Autism and Wandering

Good afternoon.  

I wanted to address a very important topic today.  Nearly half of families with autistic children report that their child have wandered or "escaped" from a safe environment.  This obviously places our autistic children at an increased risk for accident, injury, and foul play.

I remember a few occasions in which Tyler somehow got out of sight and it was perhaps some of the most frightening moments of my life.

One very minor incident was at a picnic at my parents house.  Tyler was not very old and he somehow got in a position where everyone else thought someone else had him.  You know...that..."where is Tyler?  I thought YOU had him".  What made it scary is that my parent's property has a dirt road on one side and a large creek on the other.  I immediately sprinted for the creek looking for ripples as I ran.  I barely reached the bank when I heard everyone shouting that they found him.  He hadn't gone very far and didn't seem fazed that he had slipped about 20 feet from view.  My heart, however, had stopped beating.

Another time was a lazy weekend morning.  My wife and I were sleeping in a bit, and Tyler was awake but not doing anything in particular (or so we thought).  Our phone rang and it was our next door neighbor George.  He asked if we knew Tyler was out walking around in the back yard.  I said we did (which was a lie...we didn't), and sprang up to see where he really was.  Sure enough, he had opened the back screen door, and walked out into the back yard, fashionably clad in white socks, a diaper, and sunglasses.  It seemed he wasn't intent on really going anywhere, he was just taking in the sunshine.  

Yet another instance came when we had a summer caregiver.  This agency strictly forbade the transporting of Tyler unless we gave our consent, which in this case we had not.  One day the agency came to do a surprise check on the caregiver, and she was gone.  So was Tyler.  We searched the closest park thinking they may have driven there instead of walking.

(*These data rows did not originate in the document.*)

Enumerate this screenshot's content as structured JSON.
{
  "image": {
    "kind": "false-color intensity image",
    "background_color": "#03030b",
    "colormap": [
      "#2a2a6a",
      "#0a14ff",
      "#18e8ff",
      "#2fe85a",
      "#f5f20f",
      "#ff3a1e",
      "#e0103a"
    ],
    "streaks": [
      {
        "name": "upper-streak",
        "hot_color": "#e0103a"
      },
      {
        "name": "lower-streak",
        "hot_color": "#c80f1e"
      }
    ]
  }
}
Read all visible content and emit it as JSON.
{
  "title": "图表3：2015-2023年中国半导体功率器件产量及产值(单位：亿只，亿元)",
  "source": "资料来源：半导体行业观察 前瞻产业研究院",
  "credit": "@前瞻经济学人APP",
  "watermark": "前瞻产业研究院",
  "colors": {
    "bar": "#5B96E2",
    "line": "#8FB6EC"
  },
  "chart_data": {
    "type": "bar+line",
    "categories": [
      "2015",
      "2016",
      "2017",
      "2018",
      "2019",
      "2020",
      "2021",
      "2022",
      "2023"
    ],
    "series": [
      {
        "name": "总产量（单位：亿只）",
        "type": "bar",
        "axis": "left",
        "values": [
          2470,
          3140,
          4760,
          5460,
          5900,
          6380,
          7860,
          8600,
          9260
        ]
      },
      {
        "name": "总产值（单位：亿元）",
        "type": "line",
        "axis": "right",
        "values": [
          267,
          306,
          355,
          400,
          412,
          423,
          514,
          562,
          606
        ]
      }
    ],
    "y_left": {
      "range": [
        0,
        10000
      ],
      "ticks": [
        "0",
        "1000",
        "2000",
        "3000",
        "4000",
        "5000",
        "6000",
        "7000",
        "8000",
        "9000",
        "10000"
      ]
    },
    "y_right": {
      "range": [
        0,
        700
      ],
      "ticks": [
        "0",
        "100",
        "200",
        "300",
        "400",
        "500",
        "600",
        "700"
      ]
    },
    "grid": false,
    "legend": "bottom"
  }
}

No Tyler.  They tried calling her but she did not pick up.  I freaked.  She returned about 30 minutes later, and Tyler appeared to be fine.  They would not let her on my property for fear that I might retaliate and make matters worse.  She refused to admit where they had gone, and she was fired.  I checked Tyler's physical condition and his overall demeanor and it was pretty obvious that he had suffered no distress of any kind.  

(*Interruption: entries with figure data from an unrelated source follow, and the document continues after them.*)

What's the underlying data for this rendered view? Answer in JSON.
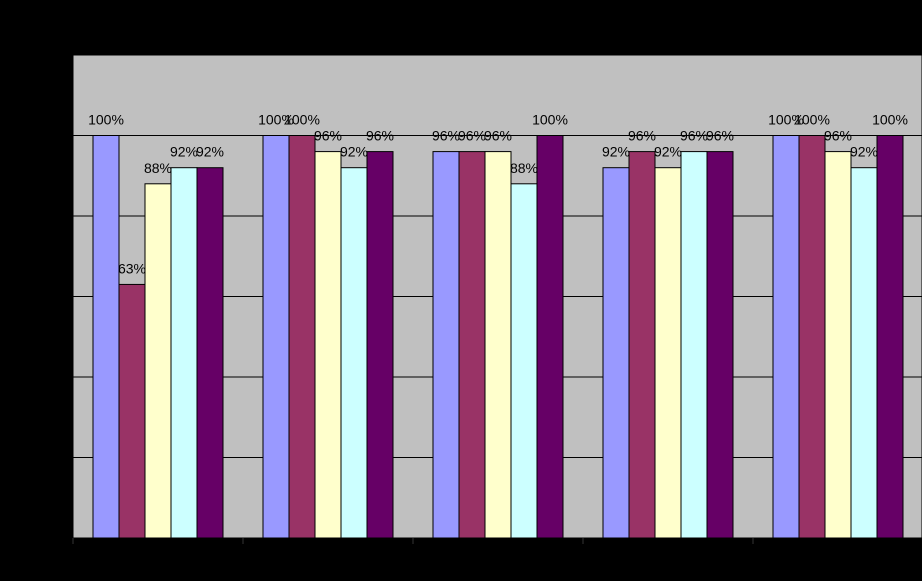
{
  "chart_data": {
    "type": "bar",
    "title": "",
    "xlabel": "",
    "ylabel": "",
    "ylim": [
      0,
      120
    ],
    "grid": true,
    "legend": "none",
    "categories": [
      "",
      "",
      "",
      "",
      ""
    ],
    "series": [
      {
        "values": [
          100,
          100,
          96,
          92,
          100
        ],
        "labels": [
          "100%",
          "100%",
          "96%",
          "92%",
          "100%"
        ],
        "color": "#9999FF"
      },
      {
        "values": [
          63,
          100,
          96,
          96,
          100
        ],
        "labels": [
          "63%",
          "100%",
          "96%",
          "96%",
          "100%"
        ],
        "color": "#993366"
      },
      {
        "values": [
          88,
          96,
          96,
          92,
          96
        ],
        "labels": [
          "88%",
          "96%",
          "96%",
          "92%",
          "96%"
        ],
        "color": "#FFFFCC"
      },
      {
        "values": [
          92,
          92,
          88,
          96,
          92
        ],
        "labels": [
          "92%",
          "92%",
          "88%",
          "96%",
          "92%"
        ],
        "color": "#CCFFFF"
      },
      {
        "values": [
          92,
          96,
          100,
          96,
          100
        ],
        "labels": [
          "92%",
          "96%",
          "100%",
          "96%",
          "100%"
        ],
        "color": "#660066"
      }
    ],
    "colors": {
      "background": "#000000",
      "plot_area": "#C0C0C0",
      "gridline": "#000000",
      "bar_outline": "#000000"
    }
  }
}
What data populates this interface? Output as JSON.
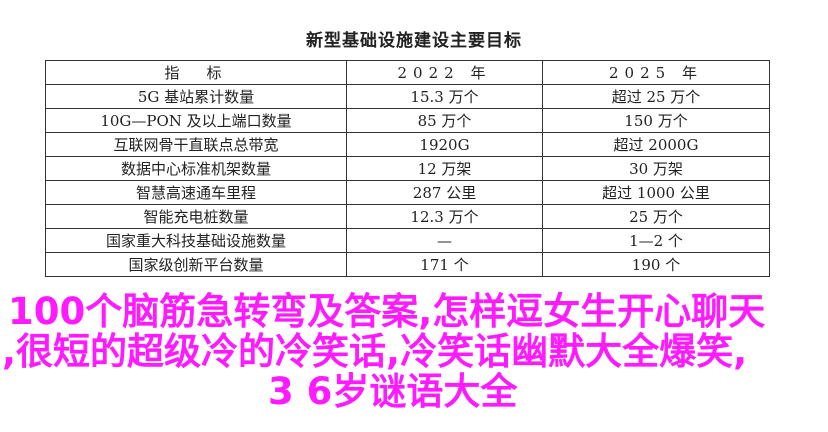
{
  "document": {
    "title": "新型基础设施建设主要目标",
    "table": {
      "headers": [
        "指　标",
        "2022 年",
        "2025 年"
      ],
      "rows": [
        [
          "5G 基站累计数量",
          "15.3 万个",
          "超过 25 万个"
        ],
        [
          "10G—PON 及以上端口数量",
          "85 万个",
          "150 万个"
        ],
        [
          "互联网骨干直联点总带宽",
          "1920G",
          "超过 2000G"
        ],
        [
          "数据中心标准机架数量",
          "12 万架",
          "30 万架"
        ],
        [
          "智慧高速通车里程",
          "287 公里",
          "超过 1000 公里"
        ],
        [
          "智能充电桩数量",
          "12.3 万个",
          "25 万个"
        ],
        [
          "国家重大科技基础设施数量",
          "—",
          "1—2 个"
        ],
        [
          "国家级创新平台数量",
          "171 个",
          "190 个"
        ]
      ]
    }
  },
  "overlay": {
    "line1": "100个脑筋急转弯及答案,怎样逗女生开心聊天",
    "line2": ",很短的超级冷的冷笑话,冷笑话幽默大全爆笑,",
    "line3": "3 6岁谜语大全",
    "color": "#ff1aff"
  }
}
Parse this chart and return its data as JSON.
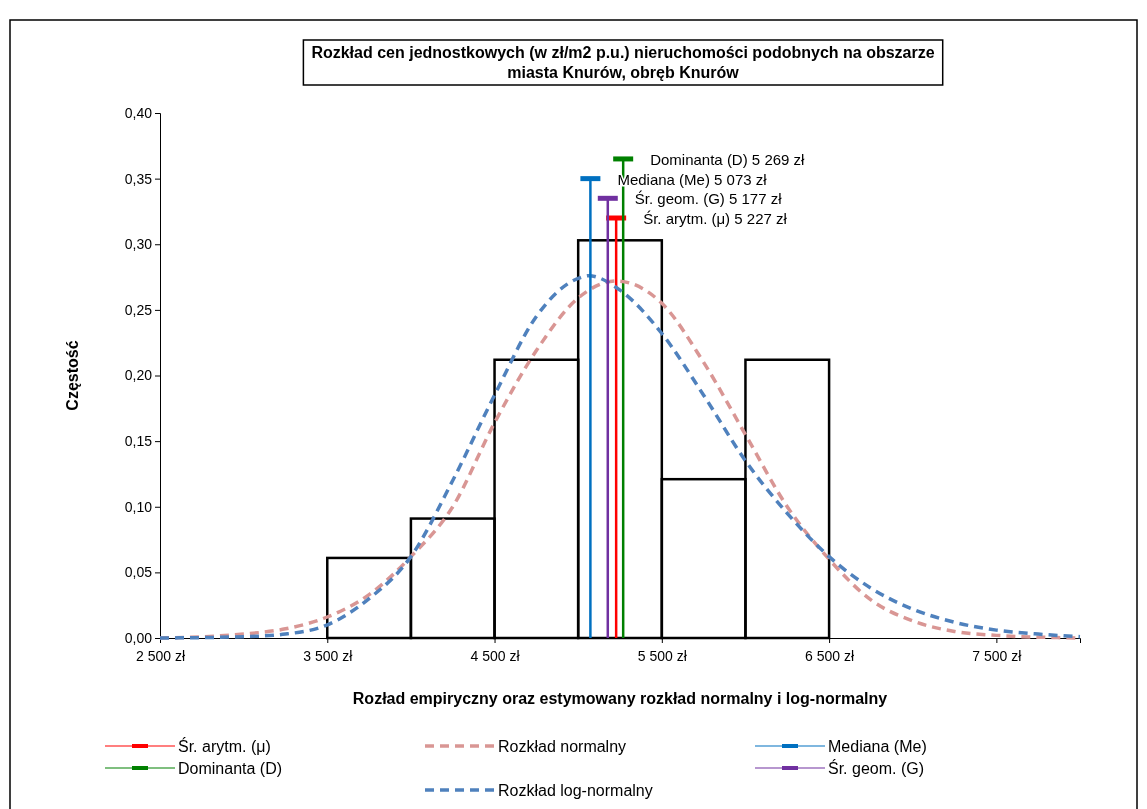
{
  "chart_data": {
    "type": "histogram",
    "title": "Rozkład cen jednostkowych (w zł/m2 p.u.) nieruchomości podobnych na obszarze\nmiasta Knurów, obręb Knurów",
    "xlabel": "Rozład empiryczny oraz estymowany rozkład normalny i log-normalny",
    "ylabel": "Częstość",
    "bins": [
      3500,
      4000,
      4500,
      5000,
      5500,
      6000,
      6500
    ],
    "values": [
      0.061,
      0.091,
      0.212,
      0.303,
      0.121,
      0.212
    ],
    "color": "#000000",
    "xlim": [
      2500,
      8000
    ],
    "xticks": [
      {
        "value": 2500,
        "label": "2 500 zł"
      },
      {
        "value": 3500,
        "label": "3 500 zł"
      },
      {
        "value": 4500,
        "label": "4 500 zł"
      },
      {
        "value": 5500,
        "label": "5 500 zł"
      },
      {
        "value": 6500,
        "label": "6 500 zł"
      },
      {
        "value": 7500,
        "label": "7 500 zł"
      }
    ],
    "ylim": [
      0,
      0.4
    ],
    "yticks": [
      {
        "value": 0,
        "label": "0,00"
      },
      {
        "value": 0.05,
        "label": "0,05"
      },
      {
        "value": 0.1,
        "label": "0,10"
      },
      {
        "value": 0.15,
        "label": "0,15"
      },
      {
        "value": 0.2,
        "label": "0,20"
      },
      {
        "value": 0.25,
        "label": "0,25"
      },
      {
        "value": 0.3,
        "label": "0,30"
      },
      {
        "value": 0.35,
        "label": "0,35"
      },
      {
        "value": 0.4,
        "label": "0,40"
      }
    ],
    "grid": false,
    "legend": "bottom",
    "series": [
      {
        "name": "Śr. arytm. (μ)",
        "type": "line",
        "color": "#ff0000",
        "x": [
          5227,
          5227
        ],
        "values": [
          0,
          0.32
        ]
      },
      {
        "name": "Dominanta (D)",
        "type": "line",
        "color": "#008000",
        "x": [
          5269,
          5269
        ],
        "values": [
          0,
          0.365
        ]
      },
      {
        "name": "Rozkład normalny",
        "type": "line",
        "line_style": "dashed",
        "color": "#d99694",
        "x": [
          2500,
          3000,
          3250,
          3500,
          3750,
          4000,
          4250,
          4500,
          4750,
          5000,
          5227,
          5500,
          5750,
          6000,
          6250,
          6500,
          6750,
          7000,
          7250,
          7500,
          8000
        ],
        "values": [
          0,
          0.003,
          0.007,
          0.016,
          0.033,
          0.062,
          0.1,
          0.164,
          0.219,
          0.259,
          0.272,
          0.255,
          0.21,
          0.155,
          0.1,
          0.06,
          0.029,
          0.013,
          0.005,
          0.002,
          0
        ]
      },
      {
        "name": "Rozkład log-normalny",
        "type": "line",
        "line_style": "dashed",
        "color": "#4f81bd",
        "x": [
          2500,
          3000,
          3250,
          3500,
          3750,
          4000,
          4250,
          4500,
          4750,
          5000,
          5063,
          5250,
          5500,
          5750,
          6000,
          6250,
          6500,
          6750,
          7000,
          7250,
          7500,
          7750,
          8000
        ],
        "values": [
          0,
          0.001,
          0.003,
          0.01,
          0.03,
          0.062,
          0.12,
          0.185,
          0.245,
          0.274,
          0.276,
          0.265,
          0.232,
          0.185,
          0.135,
          0.095,
          0.062,
          0.038,
          0.022,
          0.012,
          0.006,
          0.003,
          0.001
        ]
      },
      {
        "name": "Mediana (Me)",
        "type": "line",
        "color": "#0070c0",
        "x": [
          5073,
          5073
        ],
        "values": [
          0,
          0.35
        ]
      },
      {
        "name": "Śr. geom. (G)",
        "type": "line",
        "color": "#7030a0",
        "x": [
          5177,
          5177
        ],
        "values": [
          0,
          0.335
        ]
      }
    ],
    "annotations": [
      {
        "text": "Dominanta (D) 5 269 zł",
        "x": 5269,
        "y": 0.365
      },
      {
        "text": "Mediana (Me) 5 073 zł",
        "x": 5073,
        "y": 0.35
      },
      {
        "text": "Śr. geom. (G) 5 177 zł",
        "x": 5177,
        "y": 0.335
      },
      {
        "text": "Śr. arytm. (μ) 5 227 zł",
        "x": 5227,
        "y": 0.32
      }
    ]
  }
}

Pretty scary right?  We consider ourselves to be very loving and protective parents, yet things were still able to happen.  And in each case, Tyler wasn't even intending to leave the safety of our watchful eye.  Imagine if he had more of a tendency to try and get away!

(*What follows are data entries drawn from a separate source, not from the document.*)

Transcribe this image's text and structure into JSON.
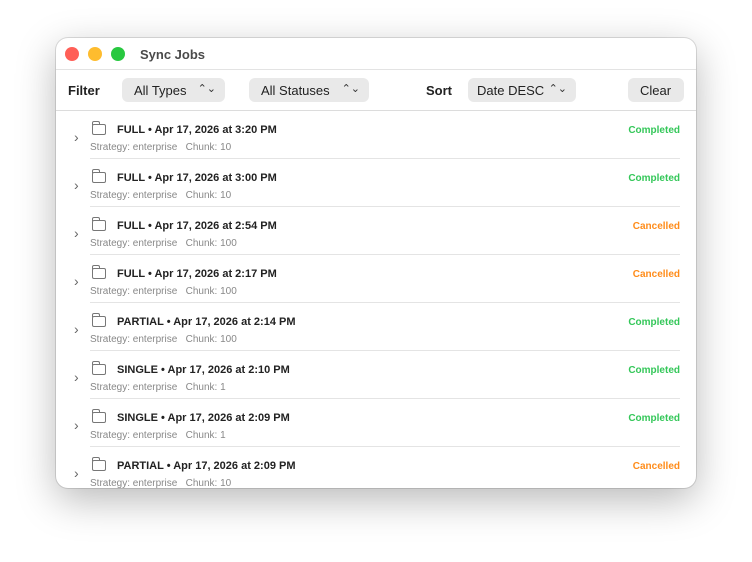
{
  "window": {
    "title": "Sync Jobs"
  },
  "toolbar": {
    "filter_label": "Filter",
    "type_select": "All Types",
    "status_select": "All Statuses",
    "sort_label": "Sort",
    "sort_select": "Date DESC",
    "clear_label": "Clear"
  },
  "colors": {
    "completed": "#34c759",
    "cancelled": "#ff8c1a"
  },
  "jobs": [
    {
      "title": "FULL • Apr 17, 2026 at 3:20 PM",
      "strategy": "Strategy: enterprise",
      "chunk": "Chunk: 10",
      "status": "Completed"
    },
    {
      "title": "FULL • Apr 17, 2026 at 3:00 PM",
      "strategy": "Strategy: enterprise",
      "chunk": "Chunk: 10",
      "status": "Completed"
    },
    {
      "title": "FULL • Apr 17, 2026 at 2:54 PM",
      "strategy": "Strategy: enterprise",
      "chunk": "Chunk: 100",
      "status": "Cancelled"
    },
    {
      "title": "FULL • Apr 17, 2026 at 2:17 PM",
      "strategy": "Strategy: enterprise",
      "chunk": "Chunk: 100",
      "status": "Cancelled"
    },
    {
      "title": "PARTIAL • Apr 17, 2026 at 2:14 PM",
      "strategy": "Strategy: enterprise",
      "chunk": "Chunk: 100",
      "status": "Completed"
    },
    {
      "title": "SINGLE • Apr 17, 2026 at 2:10 PM",
      "strategy": "Strategy: enterprise",
      "chunk": "Chunk: 1",
      "status": "Completed"
    },
    {
      "title": "SINGLE • Apr 17, 2026 at 2:09 PM",
      "strategy": "Strategy: enterprise",
      "chunk": "Chunk: 1",
      "status": "Completed"
    },
    {
      "title": "PARTIAL • Apr 17, 2026 at 2:09 PM",
      "strategy": "Strategy: enterprise",
      "chunk": "Chunk: 10",
      "status": "Cancelled"
    }
  ]
}
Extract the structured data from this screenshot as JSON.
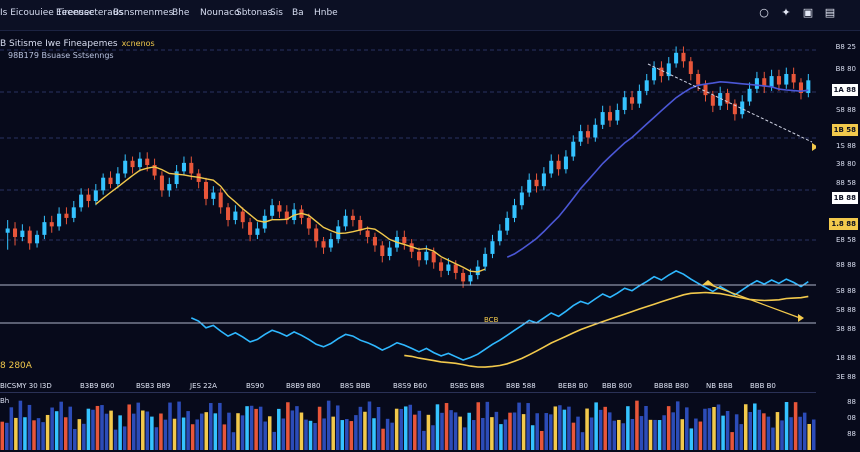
{
  "menu": [
    "Is Eicouuiee Tirensecteraus",
    "Eeeeuse",
    "Bsnsmenmes",
    "Bhe",
    "Nounaco",
    "Sbtonas",
    "Sis",
    "Ba",
    "Hnbe"
  ],
  "top_icons": [
    "search-icon",
    "settings-icon",
    "layout-icon",
    "save-icon"
  ],
  "chart_header": {
    "title": "B Sitisme Iwe Fineapemes",
    "highlight": "xcnenos",
    "subtitle": "98B179 Bsuase Sstsenngs"
  },
  "y_axis_labels": [
    {
      "text": "B8 25"
    },
    {
      "text": "B8 80"
    },
    {
      "text": "1A 88",
      "highlight": "white"
    },
    {
      "text": "S8 88"
    },
    {
      "text": "1S 88"
    },
    {
      "text": "38 80"
    },
    {
      "text": "88 58"
    },
    {
      "text": "1.8 88",
      "highlight": "white"
    },
    {
      "text": "E8 58"
    },
    {
      "text": "88 88"
    },
    {
      "text": "S8 88"
    },
    {
      "text": "S8 88"
    },
    {
      "text": "38 88"
    },
    {
      "text": "18 88"
    },
    {
      "text": "3E 88"
    }
  ],
  "y_axis_markers": {
    "white": "1B 88",
    "yellow": "1B 58"
  },
  "x_axis_labels": [
    "BICSMY 30 I3D",
    "B3B9 B60",
    "BSB3 B89",
    "JES 22A",
    "BS90",
    "B8B9 B80",
    "B8S BBB",
    "B8S9 B60",
    "BSBS B88",
    "B8B 588",
    "BEB8 B0",
    "BBB 800",
    "BB8B B80",
    "NB BBB",
    "BBB B0"
  ],
  "indicator_pane": {
    "label": "8 280A",
    "annotation": "BCB"
  },
  "volume_pane": {
    "label": "Bh",
    "axis_labels": [
      "88",
      "08",
      "88"
    ]
  },
  "colors": {
    "background": "#070a1b",
    "candle_up": "#35c3ff",
    "candle_down": "#e8563a",
    "ma_gold": "#f2c94c",
    "ma_blue": "#4b57d6",
    "oscillator_cyan": "#2fb8ff",
    "oscillator_gold": "#f2c94c"
  },
  "chart_data": {
    "type": "candlestick",
    "candles": [
      [
        78,
        80,
        70,
        84
      ],
      [
        80,
        76,
        72,
        83
      ],
      [
        76,
        79,
        74,
        82
      ],
      [
        79,
        73,
        70,
        81
      ],
      [
        73,
        77,
        71,
        79
      ],
      [
        77,
        83,
        75,
        86
      ],
      [
        83,
        81,
        78,
        86
      ],
      [
        81,
        87,
        79,
        90
      ],
      [
        87,
        85,
        82,
        90
      ],
      [
        85,
        90,
        83,
        93
      ],
      [
        90,
        96,
        88,
        99
      ],
      [
        96,
        93,
        90,
        99
      ],
      [
        93,
        98,
        91,
        101
      ],
      [
        98,
        104,
        96,
        106
      ],
      [
        104,
        101,
        99,
        107
      ],
      [
        101,
        106,
        99,
        109
      ],
      [
        106,
        112,
        104,
        115
      ],
      [
        112,
        109,
        106,
        114
      ],
      [
        109,
        113,
        107,
        116
      ],
      [
        113,
        110,
        107,
        116
      ],
      [
        110,
        105,
        103,
        113
      ],
      [
        105,
        98,
        95,
        107
      ],
      [
        98,
        101,
        95,
        104
      ],
      [
        101,
        107,
        99,
        110
      ],
      [
        107,
        111,
        105,
        114
      ],
      [
        111,
        106,
        103,
        114
      ],
      [
        106,
        102,
        99,
        108
      ],
      [
        102,
        94,
        91,
        104
      ],
      [
        94,
        97,
        91,
        100
      ],
      [
        97,
        90,
        87,
        99
      ],
      [
        90,
        84,
        81,
        92
      ],
      [
        84,
        88,
        82,
        91
      ],
      [
        88,
        83,
        80,
        90
      ],
      [
        83,
        77,
        74,
        85
      ],
      [
        77,
        80,
        75,
        83
      ],
      [
        80,
        86,
        78,
        89
      ],
      [
        86,
        91,
        84,
        94
      ],
      [
        91,
        88,
        85,
        93
      ],
      [
        88,
        84,
        82,
        91
      ],
      [
        84,
        89,
        82,
        92
      ],
      [
        89,
        85,
        82,
        91
      ],
      [
        85,
        80,
        77,
        87
      ],
      [
        80,
        74,
        71,
        82
      ],
      [
        74,
        71,
        68,
        76
      ],
      [
        71,
        75,
        69,
        78
      ],
      [
        75,
        81,
        73,
        84
      ],
      [
        81,
        86,
        79,
        89
      ],
      [
        86,
        84,
        81,
        89
      ],
      [
        84,
        79,
        77,
        86
      ],
      [
        79,
        76,
        73,
        81
      ],
      [
        76,
        72,
        69,
        78
      ],
      [
        72,
        67,
        64,
        74
      ],
      [
        67,
        71,
        65,
        74
      ],
      [
        71,
        76,
        69,
        79
      ],
      [
        76,
        73,
        70,
        79
      ],
      [
        73,
        69,
        66,
        75
      ],
      [
        69,
        65,
        62,
        71
      ],
      [
        65,
        69,
        63,
        72
      ],
      [
        69,
        64,
        61,
        71
      ],
      [
        64,
        60,
        57,
        66
      ],
      [
        60,
        63,
        58,
        66
      ],
      [
        63,
        59,
        56,
        65
      ],
      [
        59,
        55,
        52,
        61
      ],
      [
        55,
        58,
        53,
        61
      ],
      [
        58,
        62,
        56,
        65
      ],
      [
        62,
        68,
        60,
        71
      ],
      [
        68,
        74,
        66,
        77
      ],
      [
        74,
        79,
        72,
        82
      ],
      [
        79,
        85,
        77,
        88
      ],
      [
        85,
        91,
        83,
        94
      ],
      [
        91,
        97,
        89,
        100
      ],
      [
        97,
        103,
        95,
        106
      ],
      [
        103,
        100,
        97,
        106
      ],
      [
        100,
        106,
        98,
        109
      ],
      [
        106,
        112,
        104,
        115
      ],
      [
        112,
        108,
        105,
        115
      ],
      [
        108,
        114,
        106,
        117
      ],
      [
        114,
        121,
        112,
        124
      ],
      [
        121,
        126,
        119,
        129
      ],
      [
        126,
        123,
        120,
        129
      ],
      [
        123,
        129,
        121,
        132
      ],
      [
        129,
        135,
        127,
        138
      ],
      [
        135,
        131,
        128,
        138
      ],
      [
        131,
        136,
        129,
        139
      ],
      [
        136,
        142,
        134,
        145
      ],
      [
        142,
        139,
        136,
        145
      ],
      [
        139,
        145,
        137,
        148
      ],
      [
        145,
        150,
        143,
        153
      ],
      [
        150,
        156,
        148,
        159
      ],
      [
        156,
        152,
        149,
        159
      ],
      [
        152,
        158,
        150,
        161
      ],
      [
        158,
        163,
        156,
        166
      ],
      [
        163,
        159,
        156,
        166
      ],
      [
        159,
        153,
        150,
        161
      ],
      [
        153,
        148,
        145,
        155
      ],
      [
        148,
        143,
        140,
        150
      ],
      [
        143,
        138,
        135,
        145
      ],
      [
        138,
        144,
        136,
        147
      ],
      [
        144,
        139,
        136,
        146
      ],
      [
        139,
        134,
        131,
        141
      ],
      [
        134,
        140,
        132,
        143
      ],
      [
        140,
        146,
        138,
        149
      ],
      [
        146,
        151,
        144,
        154
      ],
      [
        151,
        147,
        144,
        154
      ],
      [
        147,
        152,
        145,
        155
      ],
      [
        152,
        148,
        145,
        155
      ],
      [
        148,
        153,
        146,
        156
      ],
      [
        153,
        149,
        146,
        156
      ],
      [
        149,
        144,
        141,
        151
      ],
      [
        144,
        150,
        142,
        153
      ]
    ]
  }
}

There are some very important things to remember when we are protecting special needs children or adults from wandering or escaping.  First, what attracts them to leaving their safe environment?  This could include:

  • Attraction to bright lights, traffic lights, signs, or brightly colored items
  • Moving items such as fire trucks, buses, trains, construction equipment, etc
  • Attraction to water, which is very common
  • A desire to "escape" from being overwhelmed and overstimulated
  • General confusion or memories of some other area from their past
  • An absence of recognizing dangers
There are many ways we can reduce the odds of wandering or not being easily found:
  • Use alarms, bells, buzzers, etc. to signal if an exterior door has been opened
  • Utilize fences and locks which are not easily deactivated
  • Have relationships with neighbors so that they will alert you if your special person is seen outside of the safe environment alone
  • If feasible, have your special person wear a form of ID like a bracelet
  • Register your child with a Child ID program so that their fingerprints and picture are on file
Tyler's safety and security has always been a constant concern.  As he grew and changed, our strategies had to change too.  It has never been easy, and we have certainly never been perfect, but we have always done the very best we could.